I want to know if my understanding of the problem is correct, and if so, how it might be solved.
I'm programming a template class to store a number of type objects and perform operations on them. The problem is that my skills are still inferior so even after reading 11 pages about rvalues I don't totally get it. In my template class, if I understand correctly, an overloaded rvalue copy function would make it so that the code in the main function would result in an error when the line 'cout << ex.z;' is executed because instead of 'test = move(ex);' calling the lvalue copy function it would call the rvalue one which would result in 'ex' referencing what test referenced and 'test' referencing what 'ex' referenced?

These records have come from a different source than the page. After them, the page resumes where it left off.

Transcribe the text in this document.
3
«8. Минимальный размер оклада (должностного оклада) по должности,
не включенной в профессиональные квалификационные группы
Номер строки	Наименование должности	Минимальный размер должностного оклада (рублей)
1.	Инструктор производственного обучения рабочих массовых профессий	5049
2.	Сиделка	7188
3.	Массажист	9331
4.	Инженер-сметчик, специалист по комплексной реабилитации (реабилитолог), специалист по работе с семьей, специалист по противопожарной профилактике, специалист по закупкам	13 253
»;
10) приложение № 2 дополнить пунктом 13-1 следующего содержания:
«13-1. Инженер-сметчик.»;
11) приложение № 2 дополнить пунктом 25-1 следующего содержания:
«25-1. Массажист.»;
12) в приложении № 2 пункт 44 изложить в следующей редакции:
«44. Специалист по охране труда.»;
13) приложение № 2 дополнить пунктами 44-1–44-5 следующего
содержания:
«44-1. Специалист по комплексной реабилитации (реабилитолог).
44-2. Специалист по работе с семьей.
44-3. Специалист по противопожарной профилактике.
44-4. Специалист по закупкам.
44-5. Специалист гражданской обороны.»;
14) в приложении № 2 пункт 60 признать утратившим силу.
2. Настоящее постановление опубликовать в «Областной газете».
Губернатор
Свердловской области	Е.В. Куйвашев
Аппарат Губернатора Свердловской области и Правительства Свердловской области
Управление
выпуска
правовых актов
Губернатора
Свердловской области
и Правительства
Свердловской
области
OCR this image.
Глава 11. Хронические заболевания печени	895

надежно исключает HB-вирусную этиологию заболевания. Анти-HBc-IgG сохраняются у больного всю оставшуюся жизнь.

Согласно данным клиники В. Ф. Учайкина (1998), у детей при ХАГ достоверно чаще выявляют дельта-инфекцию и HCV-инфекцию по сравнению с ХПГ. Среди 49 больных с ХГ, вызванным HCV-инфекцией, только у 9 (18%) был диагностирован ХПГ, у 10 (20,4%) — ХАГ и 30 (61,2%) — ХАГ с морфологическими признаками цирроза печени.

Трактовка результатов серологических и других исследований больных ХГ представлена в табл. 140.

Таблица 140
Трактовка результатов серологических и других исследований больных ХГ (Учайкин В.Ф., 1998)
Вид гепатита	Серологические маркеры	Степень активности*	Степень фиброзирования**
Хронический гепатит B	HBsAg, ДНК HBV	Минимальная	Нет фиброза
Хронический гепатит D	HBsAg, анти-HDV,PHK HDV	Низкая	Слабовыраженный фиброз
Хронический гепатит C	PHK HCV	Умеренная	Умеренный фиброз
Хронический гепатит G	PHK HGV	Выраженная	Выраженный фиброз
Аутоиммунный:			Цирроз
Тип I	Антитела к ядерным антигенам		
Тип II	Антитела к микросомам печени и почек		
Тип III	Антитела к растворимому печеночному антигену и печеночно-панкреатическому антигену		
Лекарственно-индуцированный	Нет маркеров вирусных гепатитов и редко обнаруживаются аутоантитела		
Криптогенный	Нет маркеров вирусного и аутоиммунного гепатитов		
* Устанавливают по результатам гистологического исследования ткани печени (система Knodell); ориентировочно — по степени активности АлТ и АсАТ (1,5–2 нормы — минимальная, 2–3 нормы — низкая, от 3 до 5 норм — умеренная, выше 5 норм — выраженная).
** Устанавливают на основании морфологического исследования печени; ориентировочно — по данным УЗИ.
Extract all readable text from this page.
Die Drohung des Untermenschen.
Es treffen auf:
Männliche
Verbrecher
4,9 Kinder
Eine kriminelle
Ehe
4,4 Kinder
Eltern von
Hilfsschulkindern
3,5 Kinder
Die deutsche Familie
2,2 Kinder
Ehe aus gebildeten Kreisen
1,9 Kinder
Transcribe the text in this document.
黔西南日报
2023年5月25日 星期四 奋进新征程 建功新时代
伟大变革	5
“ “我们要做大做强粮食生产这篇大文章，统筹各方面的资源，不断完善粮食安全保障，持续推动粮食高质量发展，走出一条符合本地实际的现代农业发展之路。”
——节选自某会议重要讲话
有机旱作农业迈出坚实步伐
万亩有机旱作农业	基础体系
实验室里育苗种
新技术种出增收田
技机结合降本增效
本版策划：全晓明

If that is correct, how do I properly implement the rvalue object copy function? My primary interest in being able to do this is to create a constructor that takes an rvalue properly instead of essentially just working like my lvalue constructor does and the roundabout method is to make sure I understand it.
template<class T>
class Vec3
{
public:
Vec3(){}
Vec3(const Vec3 &vec):x(vec.x),y(vec.y),z(vec.z){}
void operator = (const Vec3 &other)
{x=other.x; y=other.y; z=other.z;}
// void operator = (Vec3 &&other)
// {
//this would just call the other overloaded copy function
// *this = move(other);
// }
T x, y, z;
};
main(){
Vec3<int> ex(0,0,0);
Vec3<int> test = move(ex);
test.z++;
cout << test.z;//will be 1
cout << ex.z;//will be 0
}
This is how it should look like:
#include <iostream>
template<class T>
class Vec3
{
public:
Vec3() {}
Vec3(T x_, T y_, T z_): x(x_), y(y_), z(z_)
{}
Vec3(const Vec3 &vec):x(vec.x),y(vec.y),z(vec.z)
{}
Vec3(Vec3 &&vec) noexcept : x(std::move(vec.x)),y(std::move(vec.y)),z(std::move(vec.z))
{}
Vec3& operator=(const Vec3 &other)
{
x=other.x; y=other.y; z=other.z;
return *this;
}
Vec3& operator=(Vec3 &&other) noexcept
{
x = std::move(other.x);
y = std::move(other.y);
z = std::move(other.z);
return *this;
}
T x, y, z;
};
int main(){
Vec3<int> ex(0,0,0);
Vec3<int> ex1(1,1,1);
ex1 = std::move(ex); // <-- this will call move assignment operator
Vec3<int> test = std::move(ex); // <-- this will call move constructor
test.z++;
std::cout << test.z;//will be 1
std::cout << ex.z;//will be 0
return 0;
}
I personally prefer using swap idiom:
#include <iostream>
template<class T>
class Vec3
{
public:
Vec3() {}
Vec3(T x_, T y_, T z_): x(x_), y(y_), z(z_)
{}
Vec3(const Vec3 &vec):x(vec.x),y(vec.y),z(vec.z)
{}
Vec3(Vec3 &&other) noexcept
{ swap(other); }
Vec3& operator=(const Vec3 &other)
{
x=other.x; y=other.y; z=other.z;
return *this;
}
Vec3& operator=(Vec3 &&other) noexcept
{
Vec3{std::move(other)}.swap(*this);
return *this;
}
void swap(Vec3 &other) noexcept
{
std::swap(x, other.x);
std::swap(y, other.y);
std::swap(z, other.z);
}
T x, y, z;
};
main(){
Vec3<int> ex(0,0,0);
Vec3<int> ex1(1,1,1);
ex1 = std::move(ex); // <-- this will call move assignment operator
Vec3<int> test = std::move(ex); // <-- this will call move constructor
test.z++;
std::cout << test.z;//will be 1
std::cout << ex.z;//will be 0
}
Adding noexcept to your move constructor will benefit, when using your class in STL containers like std::vector etc. Container will use move instead of copy.